David Stern would like to employ internationally styled goaltending rules, which allow you to touch the ball as it rests on the rim, and he's incredibly daft if he's actually serious.
NBAniks have long had a tough go of things trying to compare players from different eras, or various teams or dynasties that came before them. The pro game has changed around quite a bit over the last 65 years, with fast-paced and horribly inefficient play giving way to a dull game that saw terrible spacing due to a lack of a 3-point line, to the supposed (and defensively challenged) glory days of the '80s, the super-slow aftermath where defense was king, and whatever era we're in now. The greatest era, I'll submit. The game is great. Did you see Kevin Durant hit that game-clincher Wednesday night?
And David Stern, because he wants to go out in a blaze of incompetence and needless gravitas, wants to say bully to all that (no pun intended). He wants to make it legal for Nick Collison to swat an otherwise gorgeous Dirk Nowitzki jumper off the rim, as it swishes around the goal and prepares to drop in.
He wants to allow international-style goaltending rules to take hold of the NBA game. And he's a right nutter, if I can speak like an English-speaking European, for wanting to do so.
From an interview with Dan LeBatard, via Sports Radio Interviews:
"Well I'm going to urge the owners -- and it's not very radical but we were talking about it for awhile -- to adopt the international rule on basket interference. That is to say, once the ball hits the rim it's in play. Because I think that it's too hard to call. I think that we don't want to stop the game every time to see if it's the right call, but the camera that looks down on the basket can tell the story if the refs have gotten it right. And it's just impossible to call to make whether the ball's touching the rim, on the rim, off the rim or the like. And I think that would make the game faster, better, and less controversial."
Yes, totally less controversial. Because a player jumping up to knock a ball that is rolling around on a 10-foot rim would happen, what, once or twice a game? To Stern's eyes, the amount of iffy goaltending calls (usually about one or two a contest) would simply be replaced by the newly legal international-style legal goaltending.

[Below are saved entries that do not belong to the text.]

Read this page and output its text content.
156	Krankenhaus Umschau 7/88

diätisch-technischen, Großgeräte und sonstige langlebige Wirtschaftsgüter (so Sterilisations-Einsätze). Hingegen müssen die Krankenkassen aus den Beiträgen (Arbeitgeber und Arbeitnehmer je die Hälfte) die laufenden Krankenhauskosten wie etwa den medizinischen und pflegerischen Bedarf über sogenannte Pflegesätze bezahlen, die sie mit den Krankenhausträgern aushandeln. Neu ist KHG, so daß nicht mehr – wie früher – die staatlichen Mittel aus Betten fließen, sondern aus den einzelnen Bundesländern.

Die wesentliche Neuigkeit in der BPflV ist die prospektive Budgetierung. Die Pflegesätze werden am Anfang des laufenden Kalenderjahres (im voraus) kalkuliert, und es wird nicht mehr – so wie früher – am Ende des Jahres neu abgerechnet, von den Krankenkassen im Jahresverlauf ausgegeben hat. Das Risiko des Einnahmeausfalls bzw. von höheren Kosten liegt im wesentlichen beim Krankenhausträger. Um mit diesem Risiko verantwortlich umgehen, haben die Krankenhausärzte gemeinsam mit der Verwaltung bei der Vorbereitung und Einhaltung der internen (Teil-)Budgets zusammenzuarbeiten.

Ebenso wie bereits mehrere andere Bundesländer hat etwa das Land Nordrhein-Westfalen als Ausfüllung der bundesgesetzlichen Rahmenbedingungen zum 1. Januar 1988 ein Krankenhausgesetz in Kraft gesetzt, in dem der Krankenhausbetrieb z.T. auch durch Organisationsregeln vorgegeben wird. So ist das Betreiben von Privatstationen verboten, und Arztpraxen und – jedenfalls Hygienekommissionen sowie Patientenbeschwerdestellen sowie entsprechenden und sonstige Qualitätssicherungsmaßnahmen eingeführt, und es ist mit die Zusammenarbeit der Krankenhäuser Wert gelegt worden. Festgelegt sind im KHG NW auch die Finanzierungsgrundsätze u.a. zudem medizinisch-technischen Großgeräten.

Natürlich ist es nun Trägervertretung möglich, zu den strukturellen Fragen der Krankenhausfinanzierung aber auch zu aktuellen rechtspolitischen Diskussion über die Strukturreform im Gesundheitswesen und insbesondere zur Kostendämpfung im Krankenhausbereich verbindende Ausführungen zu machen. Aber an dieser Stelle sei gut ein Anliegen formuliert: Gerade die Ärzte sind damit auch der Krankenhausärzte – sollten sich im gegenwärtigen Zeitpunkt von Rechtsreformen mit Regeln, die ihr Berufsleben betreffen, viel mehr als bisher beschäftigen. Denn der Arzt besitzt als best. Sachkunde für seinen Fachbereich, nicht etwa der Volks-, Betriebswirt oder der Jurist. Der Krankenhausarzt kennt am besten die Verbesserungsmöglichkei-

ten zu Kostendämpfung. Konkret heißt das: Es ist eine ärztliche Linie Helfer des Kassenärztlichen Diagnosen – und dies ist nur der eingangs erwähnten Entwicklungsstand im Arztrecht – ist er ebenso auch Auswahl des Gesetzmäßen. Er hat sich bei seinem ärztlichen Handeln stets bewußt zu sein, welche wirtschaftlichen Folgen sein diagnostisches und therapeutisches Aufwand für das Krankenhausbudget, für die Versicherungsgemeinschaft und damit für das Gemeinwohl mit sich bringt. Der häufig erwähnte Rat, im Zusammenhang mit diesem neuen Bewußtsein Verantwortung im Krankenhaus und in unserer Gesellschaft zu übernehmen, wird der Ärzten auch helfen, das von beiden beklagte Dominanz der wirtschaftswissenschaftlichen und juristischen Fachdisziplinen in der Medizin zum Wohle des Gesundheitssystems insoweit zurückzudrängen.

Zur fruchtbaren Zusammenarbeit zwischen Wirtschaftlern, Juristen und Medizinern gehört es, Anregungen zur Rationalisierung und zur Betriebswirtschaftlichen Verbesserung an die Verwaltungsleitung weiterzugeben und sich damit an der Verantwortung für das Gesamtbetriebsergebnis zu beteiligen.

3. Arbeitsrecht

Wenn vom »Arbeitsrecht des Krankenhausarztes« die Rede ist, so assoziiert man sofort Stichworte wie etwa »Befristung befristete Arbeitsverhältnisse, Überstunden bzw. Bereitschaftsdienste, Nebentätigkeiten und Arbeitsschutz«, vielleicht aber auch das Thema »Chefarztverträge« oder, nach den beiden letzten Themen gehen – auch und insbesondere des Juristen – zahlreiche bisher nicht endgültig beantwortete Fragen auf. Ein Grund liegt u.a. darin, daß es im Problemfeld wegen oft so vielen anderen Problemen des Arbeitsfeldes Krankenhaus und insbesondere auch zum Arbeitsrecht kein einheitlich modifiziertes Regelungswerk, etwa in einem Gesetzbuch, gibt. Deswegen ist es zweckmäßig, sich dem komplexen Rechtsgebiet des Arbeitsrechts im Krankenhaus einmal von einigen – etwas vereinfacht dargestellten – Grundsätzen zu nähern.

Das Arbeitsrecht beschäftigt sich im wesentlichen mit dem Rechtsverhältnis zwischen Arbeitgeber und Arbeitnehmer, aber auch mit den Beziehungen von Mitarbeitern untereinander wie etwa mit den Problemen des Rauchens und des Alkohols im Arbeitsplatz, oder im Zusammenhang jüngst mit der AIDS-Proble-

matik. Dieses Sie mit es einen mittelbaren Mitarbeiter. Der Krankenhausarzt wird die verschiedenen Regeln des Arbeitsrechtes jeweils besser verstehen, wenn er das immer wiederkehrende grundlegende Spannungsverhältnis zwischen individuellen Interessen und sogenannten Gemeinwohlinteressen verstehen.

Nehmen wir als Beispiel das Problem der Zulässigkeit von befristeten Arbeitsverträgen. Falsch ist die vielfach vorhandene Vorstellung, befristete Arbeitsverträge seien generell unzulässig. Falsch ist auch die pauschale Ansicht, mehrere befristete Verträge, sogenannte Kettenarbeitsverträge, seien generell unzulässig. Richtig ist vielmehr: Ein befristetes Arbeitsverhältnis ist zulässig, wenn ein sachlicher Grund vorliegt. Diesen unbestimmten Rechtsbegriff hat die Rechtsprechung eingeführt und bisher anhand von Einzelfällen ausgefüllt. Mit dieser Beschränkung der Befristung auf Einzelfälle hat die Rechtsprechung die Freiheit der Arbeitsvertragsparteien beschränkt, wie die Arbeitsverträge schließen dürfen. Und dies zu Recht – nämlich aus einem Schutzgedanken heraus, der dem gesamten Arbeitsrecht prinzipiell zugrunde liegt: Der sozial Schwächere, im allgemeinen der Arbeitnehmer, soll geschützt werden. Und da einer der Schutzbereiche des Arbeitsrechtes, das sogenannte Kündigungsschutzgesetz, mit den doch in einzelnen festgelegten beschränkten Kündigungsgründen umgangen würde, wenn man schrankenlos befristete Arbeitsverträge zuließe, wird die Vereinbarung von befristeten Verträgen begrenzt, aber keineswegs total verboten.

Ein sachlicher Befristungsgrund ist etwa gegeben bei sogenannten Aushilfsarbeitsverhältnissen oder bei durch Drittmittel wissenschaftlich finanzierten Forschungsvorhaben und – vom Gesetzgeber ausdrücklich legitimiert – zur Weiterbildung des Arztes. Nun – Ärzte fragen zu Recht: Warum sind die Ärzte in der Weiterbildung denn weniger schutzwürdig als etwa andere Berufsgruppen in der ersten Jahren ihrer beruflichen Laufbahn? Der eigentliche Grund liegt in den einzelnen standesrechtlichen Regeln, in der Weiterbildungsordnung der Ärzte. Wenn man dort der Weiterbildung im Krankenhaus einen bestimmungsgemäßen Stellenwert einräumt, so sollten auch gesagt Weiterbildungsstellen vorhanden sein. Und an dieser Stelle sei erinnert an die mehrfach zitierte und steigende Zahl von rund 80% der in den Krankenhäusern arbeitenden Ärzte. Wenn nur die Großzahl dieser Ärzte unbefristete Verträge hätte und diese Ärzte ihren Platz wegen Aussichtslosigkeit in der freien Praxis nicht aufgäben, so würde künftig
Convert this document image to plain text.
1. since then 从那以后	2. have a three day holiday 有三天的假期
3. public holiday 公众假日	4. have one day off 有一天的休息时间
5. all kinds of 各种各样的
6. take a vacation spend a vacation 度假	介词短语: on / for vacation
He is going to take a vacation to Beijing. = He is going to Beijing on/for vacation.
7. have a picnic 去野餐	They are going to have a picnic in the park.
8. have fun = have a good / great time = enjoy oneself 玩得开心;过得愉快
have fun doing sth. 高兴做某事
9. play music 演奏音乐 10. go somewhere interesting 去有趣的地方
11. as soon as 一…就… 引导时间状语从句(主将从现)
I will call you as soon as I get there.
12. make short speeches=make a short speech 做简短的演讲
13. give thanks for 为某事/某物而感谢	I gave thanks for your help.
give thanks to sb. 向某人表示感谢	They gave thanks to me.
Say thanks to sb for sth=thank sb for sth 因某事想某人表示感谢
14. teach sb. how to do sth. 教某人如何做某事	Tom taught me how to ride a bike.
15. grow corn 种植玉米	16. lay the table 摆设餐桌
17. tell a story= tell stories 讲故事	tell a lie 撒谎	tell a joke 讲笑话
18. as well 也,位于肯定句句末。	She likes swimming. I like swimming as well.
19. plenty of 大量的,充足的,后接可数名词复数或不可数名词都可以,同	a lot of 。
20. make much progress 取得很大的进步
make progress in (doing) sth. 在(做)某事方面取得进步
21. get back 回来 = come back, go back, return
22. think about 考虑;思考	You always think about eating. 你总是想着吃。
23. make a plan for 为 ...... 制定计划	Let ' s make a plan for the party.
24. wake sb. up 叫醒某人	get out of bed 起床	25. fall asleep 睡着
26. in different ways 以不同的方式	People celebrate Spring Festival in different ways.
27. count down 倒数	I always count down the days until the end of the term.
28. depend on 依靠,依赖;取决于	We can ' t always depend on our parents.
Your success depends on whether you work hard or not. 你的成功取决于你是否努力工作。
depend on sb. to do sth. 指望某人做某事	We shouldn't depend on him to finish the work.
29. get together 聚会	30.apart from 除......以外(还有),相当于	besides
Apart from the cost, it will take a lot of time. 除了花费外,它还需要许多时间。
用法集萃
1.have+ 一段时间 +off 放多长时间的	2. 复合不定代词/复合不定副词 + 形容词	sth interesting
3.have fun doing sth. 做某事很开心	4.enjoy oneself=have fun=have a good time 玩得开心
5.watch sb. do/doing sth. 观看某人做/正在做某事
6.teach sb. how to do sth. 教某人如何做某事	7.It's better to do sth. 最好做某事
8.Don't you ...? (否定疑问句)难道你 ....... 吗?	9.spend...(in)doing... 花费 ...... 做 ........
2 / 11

Also, he's crazy to think that.
Apologies for going in this direction, but the NBA is a more athletic league than you're typical FIBA-based organization. Players are bigger, they jump higher, and they're steadied around the rim more often than their international counterparts. Toss in a few years worth of practice as players get used to taking shots off the rim, and you'd have field goal percentages dropping significantly as players learn to do this every other time down court. Just as it currently is with the charge calls that "defenders" can ably rely on as they run underneath someone who has jumped in the air, or the old illegal defense calls that Stern had to adjust for a decade ago.
One can't compare this sort of change to the time players spend in international tournaments like the Olympics, because the quick training camp and dozen-game turn doesn't lend itself to getting used to legal goaltending.
A full training camp and, with playoff teams, a hundred-game season? That's different. And that would, pardon my junior high French, suck.
Stern is full of hot air these days, as he gets ready to lock out his players in the midst of record attendance and much-improved TV ratings, so there is the good chance that he's just full of fake bluster as he tries to change the headlines away from the referees (oh, crap, I just realized that this was yet another backhanded way of slamming the league's beleaguered refs) and the lockout and into something that will make a good cable TV segment, but the idea deserves to be swatted down before it even gets to committee.
Legally, of course. With the shot, however poorly aimed, on its way up.